Lake Merritt Algal Bloom – In May 2022, Oakland Public Works (OPW) posted warning signs along Lake Merritt near the 1200 to 1400 blocks of Lakeshore Avenue, after testing determined low levels of contaminants associated with harmful algal bloom. These caution signs alert the public that harmful algae may be present in the water and to stay away -- and keep children and pets away -- from the algae, scum, and water.
On Aug. 4, OPW received a resident’s report of brownish red water in the same area. The reddish color of the material in the water indicates it could be a Cyanobacteria bloom (also known as a harmful algal bloom, which can produce toxins that are harmful to humans and animals). OPW staff are conducting additional inspection of the area and will submit a report to the San Francisco Bay Regional Water Quality Control Board. The City anticipates ongoing testing and will continue coordinating to provide appropriate notification and warnings to the public.

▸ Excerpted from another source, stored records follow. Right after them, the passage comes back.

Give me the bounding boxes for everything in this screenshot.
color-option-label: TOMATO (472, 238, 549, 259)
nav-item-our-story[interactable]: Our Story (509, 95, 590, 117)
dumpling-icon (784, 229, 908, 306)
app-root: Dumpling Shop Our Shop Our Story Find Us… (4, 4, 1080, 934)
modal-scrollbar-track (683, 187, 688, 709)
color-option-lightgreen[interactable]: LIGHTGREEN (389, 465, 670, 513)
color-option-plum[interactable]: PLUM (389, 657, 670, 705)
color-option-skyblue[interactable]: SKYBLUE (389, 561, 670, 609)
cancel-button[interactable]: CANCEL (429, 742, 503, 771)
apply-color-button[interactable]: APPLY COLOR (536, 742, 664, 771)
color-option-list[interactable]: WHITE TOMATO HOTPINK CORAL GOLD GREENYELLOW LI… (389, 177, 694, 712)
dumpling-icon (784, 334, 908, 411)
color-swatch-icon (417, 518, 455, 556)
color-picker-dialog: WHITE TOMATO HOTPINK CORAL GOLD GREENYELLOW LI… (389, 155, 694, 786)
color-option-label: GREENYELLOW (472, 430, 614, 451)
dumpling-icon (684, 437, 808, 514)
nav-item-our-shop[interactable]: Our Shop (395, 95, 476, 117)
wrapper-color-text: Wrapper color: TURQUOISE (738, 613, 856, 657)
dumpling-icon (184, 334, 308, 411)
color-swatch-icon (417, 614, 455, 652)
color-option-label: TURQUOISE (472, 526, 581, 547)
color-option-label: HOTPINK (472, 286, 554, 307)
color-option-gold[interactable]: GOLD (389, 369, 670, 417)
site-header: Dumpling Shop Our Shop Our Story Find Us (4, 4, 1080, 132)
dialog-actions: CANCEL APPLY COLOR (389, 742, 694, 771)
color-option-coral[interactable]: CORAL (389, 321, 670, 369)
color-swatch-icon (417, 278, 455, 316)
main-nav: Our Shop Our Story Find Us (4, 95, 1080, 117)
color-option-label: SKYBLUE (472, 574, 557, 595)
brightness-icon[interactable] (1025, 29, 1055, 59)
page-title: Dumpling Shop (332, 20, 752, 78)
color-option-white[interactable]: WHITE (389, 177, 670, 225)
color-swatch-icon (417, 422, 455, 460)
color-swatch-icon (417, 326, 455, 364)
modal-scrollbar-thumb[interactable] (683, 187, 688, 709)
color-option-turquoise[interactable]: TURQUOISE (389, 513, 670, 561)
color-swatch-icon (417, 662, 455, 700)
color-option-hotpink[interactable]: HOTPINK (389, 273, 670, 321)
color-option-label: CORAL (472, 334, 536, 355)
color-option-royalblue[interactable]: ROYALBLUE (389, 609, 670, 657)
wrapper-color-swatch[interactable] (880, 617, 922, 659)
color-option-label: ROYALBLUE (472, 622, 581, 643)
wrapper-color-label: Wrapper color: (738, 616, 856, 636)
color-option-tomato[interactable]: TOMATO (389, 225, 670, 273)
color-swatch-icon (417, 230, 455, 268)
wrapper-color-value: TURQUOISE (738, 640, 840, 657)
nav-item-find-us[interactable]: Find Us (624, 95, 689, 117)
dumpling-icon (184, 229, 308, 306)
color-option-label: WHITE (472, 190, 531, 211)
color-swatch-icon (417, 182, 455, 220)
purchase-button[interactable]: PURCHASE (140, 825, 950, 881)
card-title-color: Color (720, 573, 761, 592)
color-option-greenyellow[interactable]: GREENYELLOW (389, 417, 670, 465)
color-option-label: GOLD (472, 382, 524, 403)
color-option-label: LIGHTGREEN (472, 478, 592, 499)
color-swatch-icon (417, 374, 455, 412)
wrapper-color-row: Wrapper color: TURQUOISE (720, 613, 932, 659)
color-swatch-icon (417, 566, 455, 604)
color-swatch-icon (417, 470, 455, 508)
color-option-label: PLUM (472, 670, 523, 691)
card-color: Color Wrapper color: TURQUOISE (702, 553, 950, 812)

What causes harmful algal blooms at the Lake: Generally, increased inputs of nutrients like nitrogen and phosphorus (from fertilizers and human or animal wastes), low water flows, stagnant water, increased intensity and duration of sunlight, and sustained high temperatures create the ideal conditions for these blooms. Current research suggests that the rising temperatures and changing precipitation patterns caused by climate change are a catalyst for their growth.
How you can help: We can all play a part in keeping the Lake safer for everyone. For example, property owners can avoid over-irrigation of landscapes (such as overwatering lawns) to prevent excess nutrients from entering waterways. And we all need to continue working to keep Lake Merritt clean – littering, especially food and food containers, may contribute nutrients to the Lake that feed these harmful algal blooms.
It is also important to note that algae is a normal and regularly occurring organism in Lake Merritt. Most summers the City employs an algae skimmer to harvest the larger concentrations of algae from the lake.
State of California information about harmful algae blooms, including the signage OPW has posted, is available online at the State's My Water Quality web page.